4 bits sensible minimum:
0-9 Numeric data needs 4 bits
0-9 = 10 words.
Next highest binary word size = 4 bits = 16 possible words.
So BCD data (binary coded decimal) = 4 bits
8 bits logical next jump
0-9, a-z, A-Z = 10+26+26 = 62 words.
Could handle with 7 bits = 128 words.
8 is about as easy as 7 and allows 2 x 4 bits so numeric data can be packed 2 per 8 bit byte.
Then 12 bits (not 16) ?:
Next logical size up = 12 bits and the early and very successful PDP-8 used 12 bits. 12 bits used for data and program allow 2^12 = 4096 address locations. As Bill Gates may possibly have once said "4K of memory should be enough for anyone".
The following PDP-11 family used 16 bits.
Doubling for compatability.
If you wish to interoperate with systems at lower and higher levels and if you want to have more capable devices in the same family, then being able to handle 2 words of the smaller system within the larger system word makes much sense.
BUT
The exceptions that prove the rule:
"Always" is such a strong word :-)
1-bit, 12-bit, 18-bit, 36-bit examples below.
18 & 36 bit machines were never microcontrollers.
1 & 12 bit ones were.
The one-bit system mentioned below is really a "random bits as you see fit" system. The one bit data word is essentially a go/no-go flag produced by computation and is used to enable or disable program activity. The program counter is an up counter that advances through memory cyclically with code being enabled or disabled as required. Very very very nasty indeed. By the time it arrived on the market the 8 bit processors of the day were quite mature and the 1-bit processor never really made much sense. I do not know how much use it ever got.
1-bit !!!:
Motorola MC14500B
I got an honourable mention by Jack Gansell for best description of this device :-)
Datasheet - click page for PDF download.

12-bit:
Harris HM-6100 aka Intersil IM6100 - 12 bit minicomputer wannabee](http://www.classiccmp.org/dunfield/other/i6100cfs.pdf)
Based on the vastly successful DEC PDP-8 12 bit minicomputer.
Overview
Program memory and data memory occupy the same memory space.
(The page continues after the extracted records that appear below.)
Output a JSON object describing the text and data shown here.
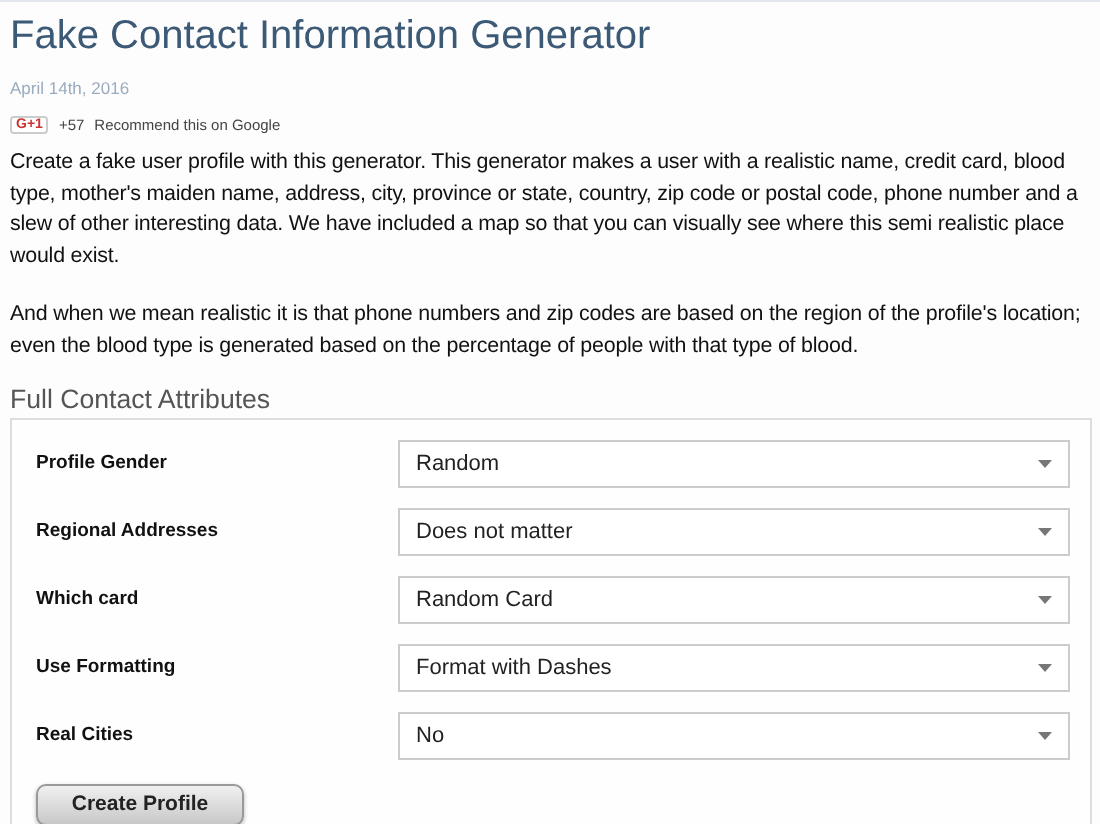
{
  "title": "Fake Contact Information Generator",
  "date": "April 14th, 2016",
  "social": {
    "button": "G+1",
    "count": "+57",
    "label": "Recommend this on Google"
  },
  "paragraphs": [
    "Create a fake user profile with this generator. This generator makes a user with a realistic name, credit card, blood type, mother's maiden name, address, city, province or state, country, zip code or postal code, phone number and a slew of other interesting data. We have included a map so that you can visually see where this semi realistic place would exist.",
    "And when we mean realistic it is that phone numbers and zip codes are based on the region of the profile's location; even the blood type is generated based on the percentage of people with that type of blood."
  ],
  "section_title": "Full Contact Attributes",
  "fields": [
    {
      "label": "Profile Gender",
      "value": "Random"
    },
    {
      "label": "Regional Addresses",
      "value": "Does not matter"
    },
    {
      "label": "Which card",
      "value": "Random Card"
    },
    {
      "label": "Use Formatting",
      "value": "Format with Dashes"
    },
    {
      "label": "Real Cities",
      "value": "No"
    }
  ],
  "submit": "Create Profile"
}
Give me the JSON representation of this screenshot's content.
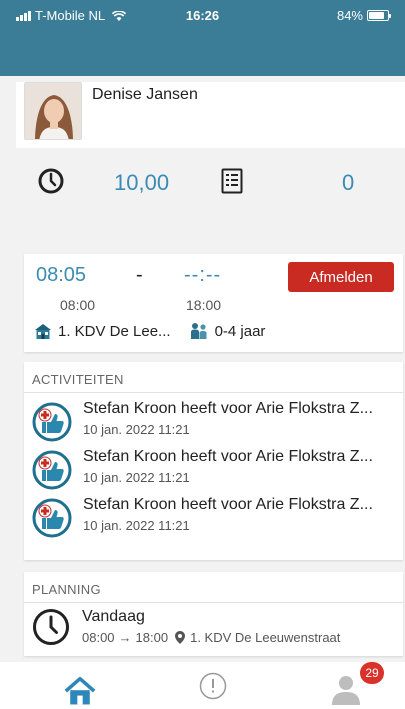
{
  "status_bar": {
    "carrier": "T-Mobile NL",
    "time": "16:26",
    "battery": "84%",
    "battery_level": 0.84
  },
  "profile": {
    "name": "Denise Jansen"
  },
  "stats": {
    "hours": "10,00",
    "count": "0"
  },
  "shift": {
    "clock_in": "08:05",
    "separator": "-",
    "clock_out": "--:--",
    "action_label": "Afmelden",
    "planned_start": "08:00",
    "planned_end": "18:00",
    "location": "1. KDV De Lee...",
    "group": "0-4 jaar"
  },
  "activities": {
    "title": "ACTIVITEITEN",
    "items": [
      {
        "text": "Stefan Kroon heeft voor Arie Flokstra Z...",
        "time": "10 jan. 2022 11:21"
      },
      {
        "text": "Stefan Kroon heeft voor Arie Flokstra Z...",
        "time": "10 jan. 2022 11:21"
      },
      {
        "text": "Stefan Kroon heeft voor Arie Flokstra Z...",
        "time": "10 jan. 2022 11:21"
      }
    ]
  },
  "planning": {
    "title": "PLANNING",
    "day": "Vandaag",
    "start": "08:00",
    "arrow": "→",
    "end": "18:00",
    "location": "1. KDV De Leeuwenstraat"
  },
  "tabbar": {
    "badge": "29"
  },
  "colors": {
    "header": "#3b7c97",
    "accent": "#3b8bb5",
    "danger": "#c92a22",
    "badge": "#d9322a"
  },
  "icons": [
    "signal-icon",
    "wifi-icon",
    "battery-icon",
    "clock-icon",
    "list-icon",
    "house-icon",
    "children-icon",
    "thumbs-up-medical-icon",
    "location-pin-icon",
    "home-tab-icon",
    "alert-tab-icon",
    "person-tab-icon"
  ]
}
The total size of directly addressable memory is 4 K words. Word size is 12 bits. The 6100 doesn't have stack memory.
Program memory size is 4 K words. All conditional instructions allow the processor to skip the next instruction only. To go conditionally to arbitrary address in memory when certain condition is met the code should execute "skip if the condition is not met" instruction first and put direct or indirect unconditional jump instruction after the skip instruction. Unconditional instructions can be used to jump directly within current page (127 words), or jump indirectly within the whole memory space (4 K words). The 6100 supports subroutine calls, but, due to lack of stack memory, the return address for subroutines is stored in memory. There is no "return from subroutine" instruction - the subroutine should use indirect jump to return back to the caller.
Data memory size is 4 K words. The data can be accessed directly within zero page (0000h - 007Fh) or within current 127-word page. The data can be accessed indirectly anywhere in 4 K words of memory.
Wikipedia - Intersil 6100
The PDP-8 & Intersil 6100 had 16 very rich instructions. There is NO substract instruction.
The ADD instruction is named TADD to remind you that it's 2's-complement add so we don't need no ... subtract instruction.
18 bit, 36 bit other - the PDP family:
Wikipedia Programmed Data Processor
PDP1 - 18 bit
PDP2 - 24 bit died aborning
PDP3, PDP6 - 36 bit
PDP-12 User Handbook (preliminary - Wow.
Despite numbering this is pre pre PDP16 - a PDP-8 on steroids with analog I/O capability - and engineering lab machine. I could have had one for free if I'd wanted, but it would not have fitted anywhere sensible - or insensible.
First computer game I ever played was on one of these.
Space War.
Machine was in two small-room sized cabinets.
You'd open a door and walk inside to do stuff to its internals.